Non è colpa degli altri se alcuni partiti non vogliono entrare nelle coalizioni di Governo.
Una parte politica contraria a questa legge elettorale era in coalizione quando prese il premio di maggioranza – dichiarato incostituzionale – ed entrò in Parlamento, ma nel tempo, pian piano, si separò dall’originaria coalizione che l’aveva portata nelle Aule.
Ed un’altra parte politica venne eletta grazie ad una legge dichiarata incostituzionale: non sono mai usciti spontaneamente dal Parlamento perché la loro elezione era stata irregolare.
Viviamo in un tempo in cui probabilmente il Paese andrà avanti soltanto perché ci si mette a lavorare insieme unendo forze e capacità. Che sia almeno un presupposto per poter iniziare.
VOTO DISGIUNTO
Qualcuno ha anche osato pensare di chiederlo, come se avesse un senso votare un partito nel proporzionale e un altro partito nell’uninominale. Per formare quale Governo?
APPROVAZIONE PRESIDENTE DELLA REPUBBLICA
Il Presidente non dovrà apporre la propria firma solo se il provvedimento dovesse contrastare palesemente, in maniera chiara, con la Costituzione. Dunque, firmerà.
FIDUCIA
La fiducia è stata apposta per superare lo scoglio dei voti segreti. A giugno, sul tedeschellum, gli accordi presi in commissione saltarono per un voto segreto. Qualcuno ha la responsabilità della diversa decisione presa in Aula su quel voto segreto che mandò in frantumi gli accordi.
Tra i molti che contestano, ci sono coloro che qualche tempo fa sostenevano il mandato imperativo ed il voto palese. Molto probabilmente sono gli stessi che con il voto segreto di giugno hanno mandato all’aria gli accordi e che avrebbero fatto saltare anche questa legge elettorale con il voto segreto: avrebbero avuto il coraggio di mandare in tilt le istituzioni. Da riflettere.
“ANDREMO A GOVERNARE”
Si governa almeno con il 51% dei voti. Chi dispone di una percentuale inferiore e non vuole entrare in coalizione sta promettendo qualcosa che non può realizzare. Si tratta di promesse vane, e di fronte a queste bisognerebbe aprire gli occhi.

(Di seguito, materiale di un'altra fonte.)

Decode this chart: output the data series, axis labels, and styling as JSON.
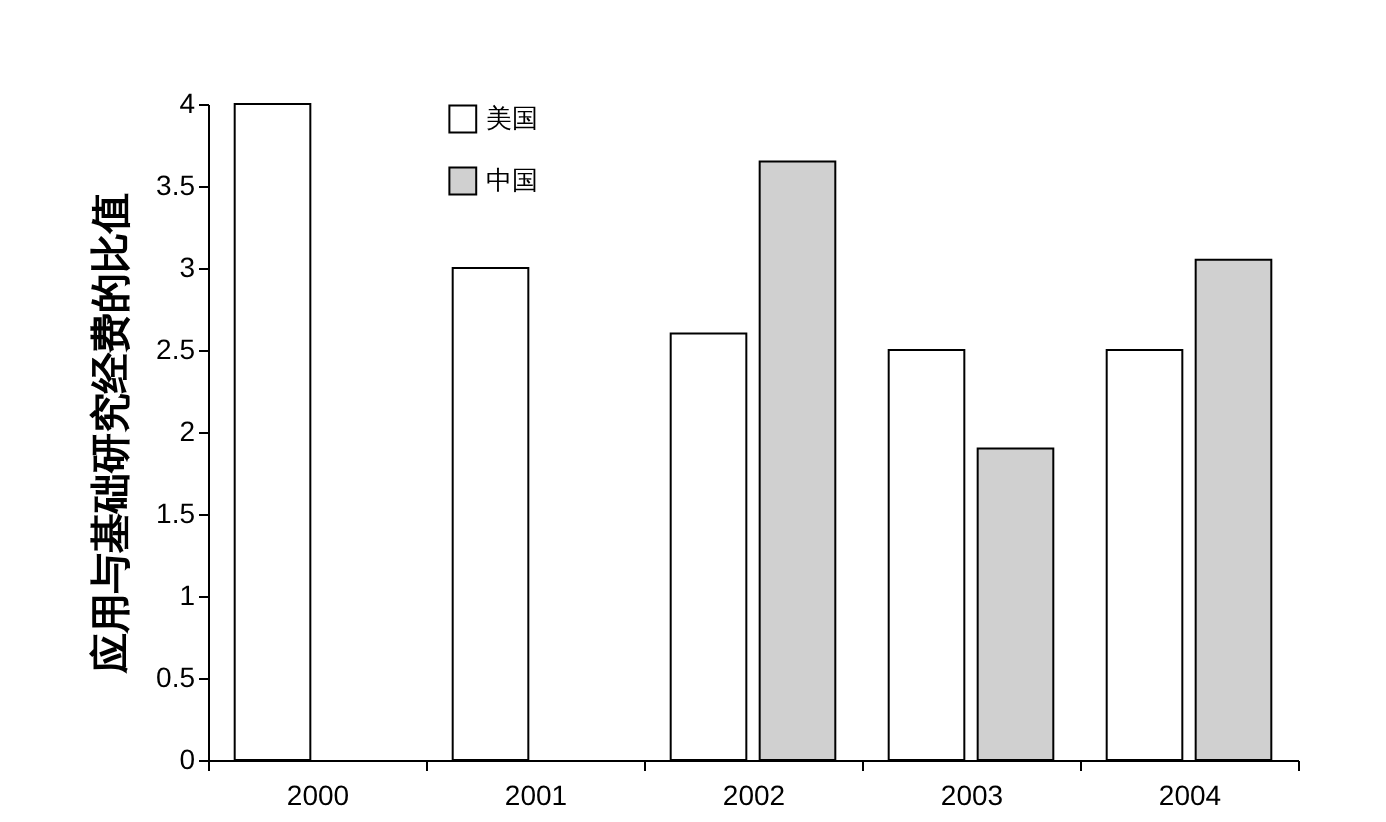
{
  "chart_data": {
    "type": "bar",
    "ylabel": "应用与基础研究经费的比值",
    "categories": [
      "2000",
      "2001",
      "2002",
      "2003",
      "2004"
    ],
    "series": [
      {
        "name": "美国",
        "color": "#ffffff",
        "values": [
          4,
          3,
          2.6,
          2.5,
          2.5
        ]
      },
      {
        "name": "中国",
        "color": "#d0d0d0",
        "values": [
          null,
          null,
          3.65,
          1.9,
          3.05
        ]
      }
    ],
    "ylim": [
      0,
      4
    ],
    "yticks": [
      0,
      0.5,
      1,
      1.5,
      2,
      2.5,
      3,
      3.5,
      4
    ],
    "grid": false,
    "legend": "top left"
  }
}
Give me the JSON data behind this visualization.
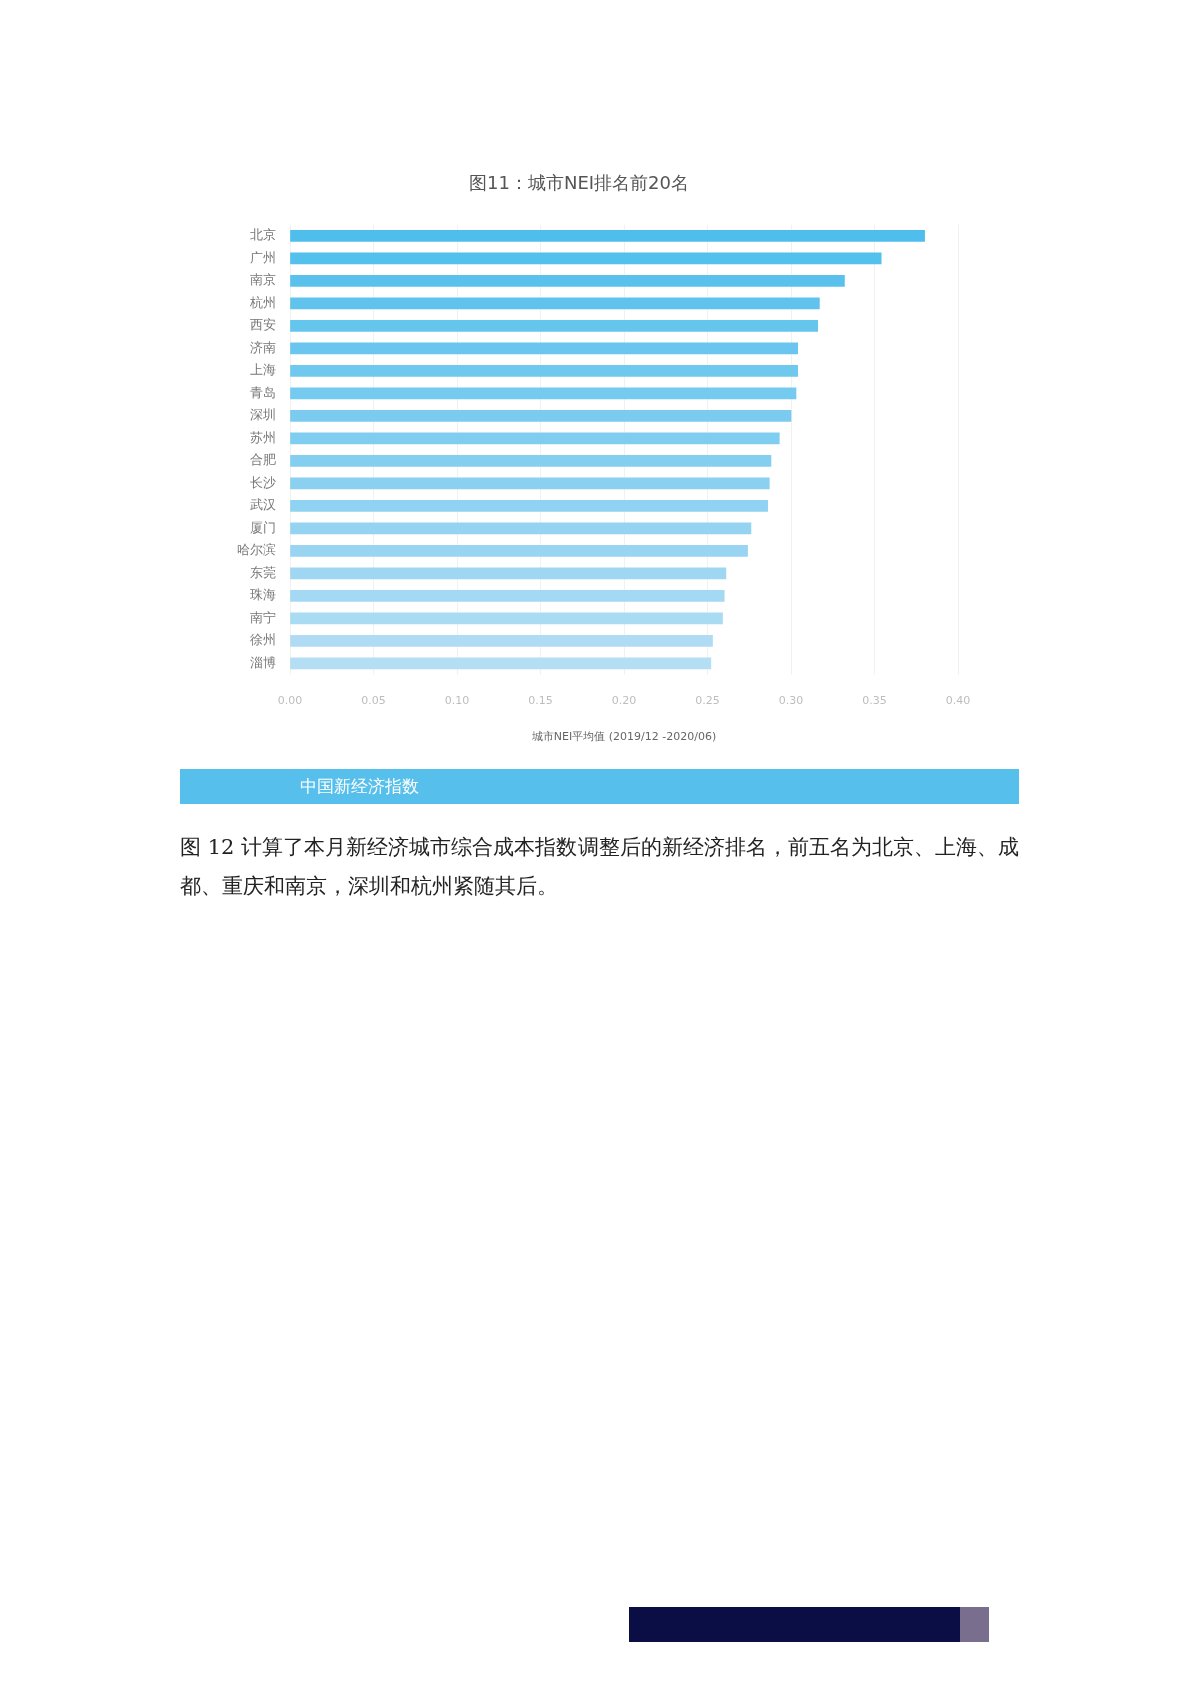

Oggi un elettorato così frammentato, per assurdo, impedisce grandi accordi pre, ma anche post, elettorali. Il rischio resta e speriamo che la voglia di lavorare per il bene del Paese prenda il sopravvento per unire le forze.
CONCLUSIONI
Certamente le soluzioni potevano essere anche altre, ma ci troviamo con un sistema istituzionale che è stato messo in sicurezza, almeno in prospettiva.
Sino ad oggi non è mai emersa “la legge elettorale migliore al mondo”: sarebbe stato semplice applicarla.
Soprattutto, non è stata trovata ancora una legge elettorale che faccia vincere senza avere i voti.